I would be remiss to not even mention Maurice Creek (Indiana/George Washington), who drained the deep, dramatic Elam Ending winner against Overseas Elite. Keene had tried for a triple to secure the victory on a previous possession, and it hit iron. The cameras showed the player’s facial expression later as it sank in to him that his miss might be the final death blow for his team’s $1 million dream. After getting a stop, Sideline Cancer was in the same position: down 65-64 with the target score set at 67. Keene was searching for a three, and Overseas Elite were not giving it to him again. Creek stepped up and made it happen when the ball cycled to him, and it illustrated the multiple weapons this team has at its disposal despite the pub Keene rightfully receives. The game-winning shot accounted for three of Creek’s 10 points as he has accepted an incredibly important secondary-producer position for Sideline Cancer.

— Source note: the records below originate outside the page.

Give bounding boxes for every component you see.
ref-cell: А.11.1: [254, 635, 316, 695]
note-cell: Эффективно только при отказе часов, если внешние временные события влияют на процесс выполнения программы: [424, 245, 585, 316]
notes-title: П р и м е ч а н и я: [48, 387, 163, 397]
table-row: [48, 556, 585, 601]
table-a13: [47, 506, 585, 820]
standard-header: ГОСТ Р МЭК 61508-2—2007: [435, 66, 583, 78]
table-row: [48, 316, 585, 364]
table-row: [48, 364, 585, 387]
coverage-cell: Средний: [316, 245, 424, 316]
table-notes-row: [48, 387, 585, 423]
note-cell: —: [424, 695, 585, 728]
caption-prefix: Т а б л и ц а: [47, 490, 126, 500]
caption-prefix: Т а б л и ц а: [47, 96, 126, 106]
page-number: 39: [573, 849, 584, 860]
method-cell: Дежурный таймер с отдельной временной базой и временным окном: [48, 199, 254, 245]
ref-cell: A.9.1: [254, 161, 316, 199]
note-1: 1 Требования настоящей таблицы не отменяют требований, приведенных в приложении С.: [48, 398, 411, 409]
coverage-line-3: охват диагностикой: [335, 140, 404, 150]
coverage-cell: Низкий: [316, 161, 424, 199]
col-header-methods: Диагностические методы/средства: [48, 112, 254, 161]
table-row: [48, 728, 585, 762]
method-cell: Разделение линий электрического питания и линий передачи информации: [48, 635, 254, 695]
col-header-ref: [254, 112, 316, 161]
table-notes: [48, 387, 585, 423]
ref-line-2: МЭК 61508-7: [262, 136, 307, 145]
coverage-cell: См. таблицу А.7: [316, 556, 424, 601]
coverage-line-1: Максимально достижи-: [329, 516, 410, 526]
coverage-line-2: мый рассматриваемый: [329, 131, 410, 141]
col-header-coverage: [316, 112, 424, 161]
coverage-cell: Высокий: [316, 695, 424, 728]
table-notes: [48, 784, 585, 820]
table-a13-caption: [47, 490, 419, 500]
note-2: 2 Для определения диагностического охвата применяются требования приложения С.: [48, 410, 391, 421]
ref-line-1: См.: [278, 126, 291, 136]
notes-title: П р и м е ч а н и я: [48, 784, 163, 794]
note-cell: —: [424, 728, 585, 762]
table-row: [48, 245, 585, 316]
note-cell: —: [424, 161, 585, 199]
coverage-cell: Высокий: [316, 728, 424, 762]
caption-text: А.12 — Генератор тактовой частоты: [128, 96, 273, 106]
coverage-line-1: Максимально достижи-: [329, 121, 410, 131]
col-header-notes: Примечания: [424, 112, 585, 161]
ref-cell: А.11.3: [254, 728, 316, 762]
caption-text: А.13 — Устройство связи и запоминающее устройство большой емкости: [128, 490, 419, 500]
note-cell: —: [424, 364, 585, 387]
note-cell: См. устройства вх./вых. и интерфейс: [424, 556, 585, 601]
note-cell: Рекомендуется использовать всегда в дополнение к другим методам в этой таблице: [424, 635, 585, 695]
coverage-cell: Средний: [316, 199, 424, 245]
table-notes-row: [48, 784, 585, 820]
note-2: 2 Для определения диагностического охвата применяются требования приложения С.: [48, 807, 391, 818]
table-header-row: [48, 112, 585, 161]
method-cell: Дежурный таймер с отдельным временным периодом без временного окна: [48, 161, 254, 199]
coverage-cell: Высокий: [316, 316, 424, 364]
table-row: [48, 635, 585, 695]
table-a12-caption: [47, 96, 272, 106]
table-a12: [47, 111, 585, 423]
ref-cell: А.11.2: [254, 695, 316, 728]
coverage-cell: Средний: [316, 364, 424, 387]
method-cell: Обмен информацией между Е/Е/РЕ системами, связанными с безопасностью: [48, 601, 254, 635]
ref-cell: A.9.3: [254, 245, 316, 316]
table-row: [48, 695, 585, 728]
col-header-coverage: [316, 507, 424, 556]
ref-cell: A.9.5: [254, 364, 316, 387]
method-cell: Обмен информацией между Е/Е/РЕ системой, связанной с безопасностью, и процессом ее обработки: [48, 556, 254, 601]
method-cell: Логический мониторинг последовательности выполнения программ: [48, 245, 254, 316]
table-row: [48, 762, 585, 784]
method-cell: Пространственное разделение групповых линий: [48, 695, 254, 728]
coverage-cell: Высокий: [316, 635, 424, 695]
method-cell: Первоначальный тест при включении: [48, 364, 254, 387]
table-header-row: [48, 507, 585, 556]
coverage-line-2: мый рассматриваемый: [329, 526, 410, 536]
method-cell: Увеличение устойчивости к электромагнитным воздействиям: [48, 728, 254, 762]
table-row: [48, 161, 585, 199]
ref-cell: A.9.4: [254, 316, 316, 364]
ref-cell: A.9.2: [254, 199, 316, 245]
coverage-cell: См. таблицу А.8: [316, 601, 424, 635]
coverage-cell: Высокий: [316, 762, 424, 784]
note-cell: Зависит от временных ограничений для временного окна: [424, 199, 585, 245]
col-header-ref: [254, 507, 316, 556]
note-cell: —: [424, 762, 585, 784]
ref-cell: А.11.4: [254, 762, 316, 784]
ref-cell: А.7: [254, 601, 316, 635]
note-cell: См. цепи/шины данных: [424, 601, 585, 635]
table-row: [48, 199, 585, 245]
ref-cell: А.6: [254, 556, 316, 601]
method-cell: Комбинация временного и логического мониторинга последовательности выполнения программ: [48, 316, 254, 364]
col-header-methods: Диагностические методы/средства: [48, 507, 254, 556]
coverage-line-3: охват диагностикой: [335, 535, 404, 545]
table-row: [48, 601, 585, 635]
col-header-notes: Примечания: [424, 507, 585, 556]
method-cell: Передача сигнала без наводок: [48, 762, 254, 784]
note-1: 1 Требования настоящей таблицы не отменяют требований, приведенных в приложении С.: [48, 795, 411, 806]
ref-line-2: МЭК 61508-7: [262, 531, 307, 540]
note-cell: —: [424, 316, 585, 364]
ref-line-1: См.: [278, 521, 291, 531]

“That might be the biggest shot of my career,” Creek said. “To do it here, on the biggest stage … oh my gosh. Once I shot it, I knew it was good.”

Golden Eagles likely enter this game favored, and it makes sense. On paper, it is the better team, it has experience in TBT and the depth clearly tilts toward the Marquette alumni. But on the court, Sideline Cancer is the only team to play four games in TBT 2020, and it has dispatched of every team placed in front of it, all of which were seeded better.

I don’t know who will win, but I do know that some must-watch basketball is coming Tuesday. And with the pandemic, who knows how much more basketball we will actually get in the coming months. Better enjoy it now while it’s here.